Collaborative Research: RAPID: Quantifying and characterizing the origin of Arctic Ocean methane from the Alaska continental shelf to the North Pole

合作研究：RAPID：量化和表征从阿拉斯加大陆架到北极的北冰洋甲烷的来源

• 批准号: 2226223
• 负责人: Cédric Magen
• 金额: $ 10.44万
• 依托单位: University of Maryland, College Park
• 依托单位国家: 美国
• 项目类别: Standard Grant
• 财政年份: 2022
• 资助国家: 美国
• 起止时间: 2022-06-01 至 2025-05-31
• 项目状态: 未结题
• 来源: https://www.nsf.gov/awardsearch/showAward?AWD_ID=2226223&HistoricalAwards=false
• 关键词: Collaborative; Research; RAPID; Quantifying; characterizing

Methane is relatively rare in Earth’s atmosphere but plays a significant role in the global carbon cycle and climate change. It is therefore key to better understand the distribution and behavior of natural sources of methane emissions and how both may change in an evolving climate. In the Arctic, large reservoirs of methane are currently trapped as permafrost (frozen soil) or gas hydrates (an ice-like substance that contains methane in its structure) on Arctic Ocean continental shelves. As the Arctic warms, permafrost and gas hydrates may degrade, releasing more methane to the atmosphere. This project, part of the United States’ contribution to the international Synoptic Arctic Survey (SAS), is determining whether rates of Arctic methane release from those natural sources are being affected by the present warming by measuring methane in Arctic Ocean from northern Alaska to the North Pole. The team is focusing especially on how much methane released from the seafloor reaches the water surface and adds to atmospheric methane. The team is sharing methane data and other results with the larger US SAS effort and teaching community college students about seagoing research methods and climate change. This project is testing the hypothesis that a warming Arctic Ocean may have accelerated the release of methane from permafrost and gas hydrate dissociation in shelf and slope sediments. The research team is measuring water column dissolved methane concentrations and stable isotopologues, as well as continuous measurements of methane in air underway along a transect from the Alaska Shelf northward. The team members are investigating the sources and processes controlling the presence of methane using methane 13C and 2H stable isotopes. Clumped isotopes of methane in air are being analyzed on selected samples identified as possible methane endmembers in the Arctic system. The project is a US contribution to the international Synoptic Arctic Survey (SAS) and is providing a baseline for measurements in the future of Arctic conditions. The measurement of the stable isotope 2H-CH4 in the Arctic Basin is the first performed in deep Arctic waters and is greatly improving our understanding of the Arctic methane cycle.This award reflects NSF's statutory mission and has been deemed worthy of support through evaluation using the Foundation's intellectual merit and broader impacts review criteria.

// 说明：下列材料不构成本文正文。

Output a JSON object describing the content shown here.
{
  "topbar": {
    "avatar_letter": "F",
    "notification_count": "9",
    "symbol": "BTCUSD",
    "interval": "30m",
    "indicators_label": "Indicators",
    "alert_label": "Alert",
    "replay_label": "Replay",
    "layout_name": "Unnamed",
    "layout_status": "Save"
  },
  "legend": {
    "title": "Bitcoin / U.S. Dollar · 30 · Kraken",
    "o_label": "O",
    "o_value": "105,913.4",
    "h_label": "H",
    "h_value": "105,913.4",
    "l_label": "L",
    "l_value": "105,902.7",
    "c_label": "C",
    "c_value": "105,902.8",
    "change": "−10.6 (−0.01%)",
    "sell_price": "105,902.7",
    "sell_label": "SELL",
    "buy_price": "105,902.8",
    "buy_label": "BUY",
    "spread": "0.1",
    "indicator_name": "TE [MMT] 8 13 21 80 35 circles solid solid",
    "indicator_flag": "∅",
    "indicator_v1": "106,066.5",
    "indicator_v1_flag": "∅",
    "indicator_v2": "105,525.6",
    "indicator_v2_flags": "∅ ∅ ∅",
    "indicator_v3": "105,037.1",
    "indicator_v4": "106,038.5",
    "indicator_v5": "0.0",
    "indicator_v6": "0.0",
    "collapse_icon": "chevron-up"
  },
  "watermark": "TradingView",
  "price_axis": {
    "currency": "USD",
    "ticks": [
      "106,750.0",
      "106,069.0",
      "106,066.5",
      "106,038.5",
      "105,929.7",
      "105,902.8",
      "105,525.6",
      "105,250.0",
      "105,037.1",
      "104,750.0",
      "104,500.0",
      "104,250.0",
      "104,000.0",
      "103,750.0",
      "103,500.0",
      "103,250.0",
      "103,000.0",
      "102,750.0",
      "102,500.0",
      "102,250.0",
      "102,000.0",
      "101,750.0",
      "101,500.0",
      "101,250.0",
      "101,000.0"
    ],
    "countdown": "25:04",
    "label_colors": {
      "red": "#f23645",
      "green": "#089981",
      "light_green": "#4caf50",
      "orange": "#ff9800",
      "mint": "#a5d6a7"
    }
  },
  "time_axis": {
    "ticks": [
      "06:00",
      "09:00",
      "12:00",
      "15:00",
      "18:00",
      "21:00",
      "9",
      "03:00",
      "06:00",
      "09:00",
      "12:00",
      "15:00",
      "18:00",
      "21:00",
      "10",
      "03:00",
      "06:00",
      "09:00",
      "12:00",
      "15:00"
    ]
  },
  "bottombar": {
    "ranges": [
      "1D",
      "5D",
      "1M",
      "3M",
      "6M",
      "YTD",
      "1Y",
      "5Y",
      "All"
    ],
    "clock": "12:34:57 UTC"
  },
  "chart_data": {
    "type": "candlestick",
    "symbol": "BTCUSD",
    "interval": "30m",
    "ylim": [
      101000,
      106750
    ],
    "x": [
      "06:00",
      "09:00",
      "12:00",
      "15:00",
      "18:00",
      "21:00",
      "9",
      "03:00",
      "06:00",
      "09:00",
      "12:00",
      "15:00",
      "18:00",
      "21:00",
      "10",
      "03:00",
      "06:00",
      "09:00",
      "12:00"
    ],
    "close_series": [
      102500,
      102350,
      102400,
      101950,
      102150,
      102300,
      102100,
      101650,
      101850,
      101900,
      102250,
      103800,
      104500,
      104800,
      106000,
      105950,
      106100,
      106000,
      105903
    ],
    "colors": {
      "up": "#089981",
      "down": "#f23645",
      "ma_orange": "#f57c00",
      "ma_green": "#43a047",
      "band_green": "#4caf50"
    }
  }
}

甲烷在地球大气中相对稀少，但在全球碳循环和气候变化中发挥着重要作用，因此，改善甲烷排放自然来源的分布和行为以及两者在北极气候变化中的变化至关重要。随着北极变暖，北冰洋大陆架上的大量甲烷目前以永久冻土（冻结的土壤）或天然气水合物（一种结构中含有甲烷的冰状物质）的形式被困住。天然气水合物可能会降解，向大气中释放更多甲烷。该项目是美国对国际北极天气调查（SAS）贡献的一部分，正在确定这些自然资源的北极甲烷释放率是否受到当前的影响。通过测量从阿拉斯加北部到北极的北冰洋的甲烷，该团队特别关注有多少甲烷从海底释放到水面并增加了大气中的甲烷含量。美国 SAS 致力于向社区大学生教授有关航海研究方法和气候变化的知识，该项目正在测试北冰洋变暖可能加速了永久冻土中甲烷的释放以及陆架和斜坡沉积物中天然气水合物的分解。测量水柱中溶解的甲烷浓度和稳定同位素体，以及沿着阿拉斯加陆架向北的横断面连续测量空气中的甲烷，团队成员正在调查控制甲烷存在的来源和过程。使用甲烷 13C 和 2H 稳定同位素对选定的样本进行分析，这些样本被确定为北极系统中可能的甲烷端元。该项目是美国对国际北极天气调查 (SAS) 的贡献，并提供基线。北极盆地稳定同位素 2H-CH4 的测量是首次在北极深水区进行的测量，这极大地增进了我们对北极盆地的了解。北极甲烷循环。该奖项反映了 NSF 的法定使命，并通过使用基金会的智力优点和更广泛的影响审查标准进行评估，被认为值得支持。